Whereas the blockchain lender did not publicly disclose the incident, a Determine spokesperson advised TechCrunch on Friday that the attackers stole “a restricted variety of recordsdata” in a social engineering assault.
BleepingComputer has additionally reached out to Determine with additional questions in regards to the breach, however a response was not instantly out there.
Though the corporate has but to share what number of people had been affected by the information breach, notification service Have I Been Pwned has now revealed the extent of the incident, reporting that information from 967,200 accounts was stolen within the assault.
“In February 2026, information obtained from the fintech lending platform Determine was publicly posted on-line,” Have I Been Pwned stated on Wednesday.
“The uncovered information, relationship again to January 2026, contained over 900k distinctive e-mail addresses together with names, telephone numbers, bodily addresses and dates of beginning. Determine confirmed the incident and attributed it to a social engineering assault by which an worker was tricked into offering entry.”
The ShinyHunters extortion group claimed duty for the breach and added the corporate to its darkish internet leak website, leaking 2.5GB of knowledge allegedly stolen from hundreds of mortgage candidates.
In latest weeks, ShinyHunters claimed related breaches at Canada Goose, Panera Bread, Betterment, SoundCloud, PornHub, and CrowdStrike.
Whereas not all of them are a part of the identical marketing campaign, a few of these victims had been breached in a voice phishing (vishing) marketing campaign concentrating on single sign-on (SSO) accounts at Okta, Microsoft, and Google throughout greater than 100 high-profile organizations.
The attackers are impersonating IT assist, calling their targets’ staff and tricking them into coming into credentials and multi-factor authentication (MFA) codes on phishing websites that impersonate their firms’ login portals.

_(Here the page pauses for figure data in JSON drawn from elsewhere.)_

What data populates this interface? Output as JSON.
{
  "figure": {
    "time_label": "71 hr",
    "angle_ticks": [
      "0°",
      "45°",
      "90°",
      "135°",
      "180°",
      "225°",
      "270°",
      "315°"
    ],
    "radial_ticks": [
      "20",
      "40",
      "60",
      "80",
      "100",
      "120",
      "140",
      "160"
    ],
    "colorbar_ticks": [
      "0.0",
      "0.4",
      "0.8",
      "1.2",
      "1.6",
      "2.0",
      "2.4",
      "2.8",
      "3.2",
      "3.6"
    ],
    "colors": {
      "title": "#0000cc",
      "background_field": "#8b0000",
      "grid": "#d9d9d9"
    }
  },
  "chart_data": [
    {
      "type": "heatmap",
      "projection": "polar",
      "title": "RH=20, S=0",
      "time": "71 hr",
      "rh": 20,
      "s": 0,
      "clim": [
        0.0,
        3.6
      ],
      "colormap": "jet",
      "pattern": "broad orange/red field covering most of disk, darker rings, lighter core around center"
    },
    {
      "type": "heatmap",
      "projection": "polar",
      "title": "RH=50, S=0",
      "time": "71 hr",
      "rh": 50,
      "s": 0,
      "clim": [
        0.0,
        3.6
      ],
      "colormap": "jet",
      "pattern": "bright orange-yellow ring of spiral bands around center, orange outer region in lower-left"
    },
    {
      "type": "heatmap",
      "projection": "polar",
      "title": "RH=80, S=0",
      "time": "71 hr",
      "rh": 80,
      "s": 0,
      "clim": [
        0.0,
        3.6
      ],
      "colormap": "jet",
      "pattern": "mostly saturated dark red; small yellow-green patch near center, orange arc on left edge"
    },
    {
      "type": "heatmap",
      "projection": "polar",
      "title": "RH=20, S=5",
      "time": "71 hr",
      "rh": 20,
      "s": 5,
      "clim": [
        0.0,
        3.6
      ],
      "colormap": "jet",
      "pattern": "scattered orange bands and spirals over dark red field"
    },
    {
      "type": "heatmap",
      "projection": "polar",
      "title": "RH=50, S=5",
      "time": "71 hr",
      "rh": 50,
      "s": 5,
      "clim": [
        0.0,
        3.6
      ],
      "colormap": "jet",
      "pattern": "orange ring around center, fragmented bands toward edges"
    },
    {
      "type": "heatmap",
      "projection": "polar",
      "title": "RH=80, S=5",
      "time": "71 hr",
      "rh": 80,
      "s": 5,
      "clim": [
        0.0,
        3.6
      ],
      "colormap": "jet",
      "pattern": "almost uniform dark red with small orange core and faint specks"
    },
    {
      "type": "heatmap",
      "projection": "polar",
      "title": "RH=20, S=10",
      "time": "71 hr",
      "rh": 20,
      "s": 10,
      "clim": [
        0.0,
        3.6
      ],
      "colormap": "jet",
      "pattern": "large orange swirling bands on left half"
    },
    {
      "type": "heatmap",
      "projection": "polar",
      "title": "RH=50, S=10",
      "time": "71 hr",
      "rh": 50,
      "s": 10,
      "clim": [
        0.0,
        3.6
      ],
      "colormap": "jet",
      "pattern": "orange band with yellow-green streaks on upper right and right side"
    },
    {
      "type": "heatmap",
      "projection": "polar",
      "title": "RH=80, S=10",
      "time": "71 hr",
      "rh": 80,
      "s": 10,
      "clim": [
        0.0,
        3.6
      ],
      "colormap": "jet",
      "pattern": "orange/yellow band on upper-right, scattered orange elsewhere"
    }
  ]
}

As soon as in, they acquire entry to the sufferer’s SSO account, which offers them with entry to different linked enterprise purposes and companies, together with Salesforce, Microsoft 365, Google Workspace, SAP, Slack, Zendesk, Dropbox, Adobe, Atlassian, and plenty of others.
As a part of this marketing campaign, ShinyHunters additionally breached on-line relationship large Match Group, which owns a number of fashionable relationship companies, together with Tinder, Hinge, Meetic, Match.com, and OkCupid.
Fashionable IT infrastructure strikes sooner than handbook workflows can deal with.
On this new Tines information, find out how your crew can cut back hidden handbook delays, enhance reliability by means of automated response, and construct and scale clever workflows on high of instruments you already use.